Медленно повернулся и встретился со взглядом здорового парня, место которого в гренадерах, а вовсе не в учебном заведении, если я всё правильно понял, из воплей Карамзина.

– Романов, какие люди, и что же ты решил почтить своим визитом занятия? Неужели ты уже выздоровел и избавился от всех своих недугов, которые тебя мучают? – здоровяк заржал, прямо как жеребец. Я стоял, нахмурившись, всё ещё не зная, как реагировать.

– Отвали, Агушин, – вместо меня ответил Карамзин. – Че ты к нам привязался? – Дмитрий хотел было вклиниться между нами, тем самым попытавшись закрыть меня собой, потому как ростом он был на полголовы выше меня, что было удивительно, потому что я всегда отличался высоким ростом и статью, слишком уж много времени проводил в седле, да и охота далеко не лёгкое дело, как может кому-то показаться, но здоровяк оттолкнул от него, словно отмахнувшись, так и не дав сделать задуманное.

– А ты вообще заткнись, козявка. Я сейчас к твоей подружке обращаюсь. Ну, так что, Романов, снова в обморок завалишься, как только фаербол увидишь?

– Шёл бы ты мимо, добрый человек, – проговорил я, с трудом беря себя в руки. Ничего, меня качественно научил Верховный Тайный совет молчать, даже если от мыслей в это время голова была готова лопнуть. Поэтому я пропустил оскорбления мимо ушей, хотя всё внутри всколыхнулось от такого обращения. Как он вообще посмел так обращаться к императору? Ну, ладно, пускай в моём бреду я не император, но ведь дворянином хотя бы я не перестал быть?

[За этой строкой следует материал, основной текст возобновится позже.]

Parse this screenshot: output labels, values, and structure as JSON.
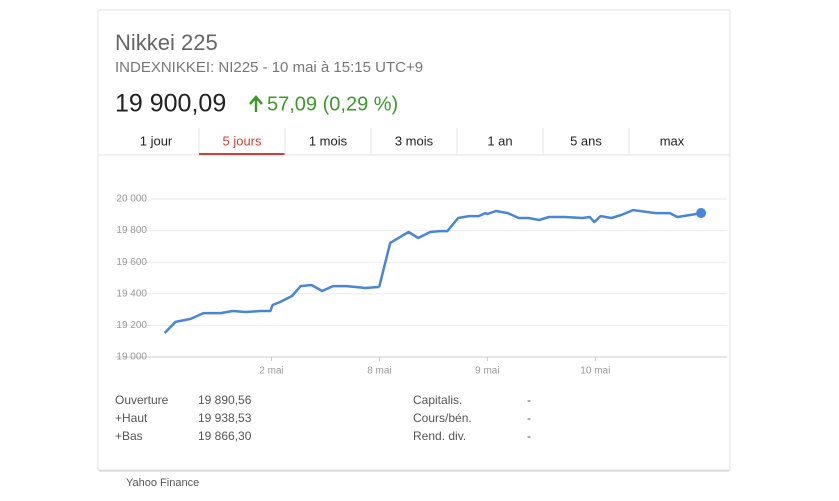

– Ой, не могу, – Агушин хохотнул. – Ну ладно, ладно, не обижайся, Саманта, – и он, второй раз уже обратившийся ко мне как к женщине, ещё и протянул лапу, похлопав меня по щеке. Этого моя гордость выдержать уже не могла. Перехватив его руку, я вывернул её хитрым способом, как показал мне егерь Кузьмин, и одновременно пнул его под колено.

Агушин заорал, он явно не ожидал, что я отвечу, и рухнул на колени. Но быстро пришёл в себя и вскочил на ноги, глядя на меня с разгорающимся в глазах бешенством.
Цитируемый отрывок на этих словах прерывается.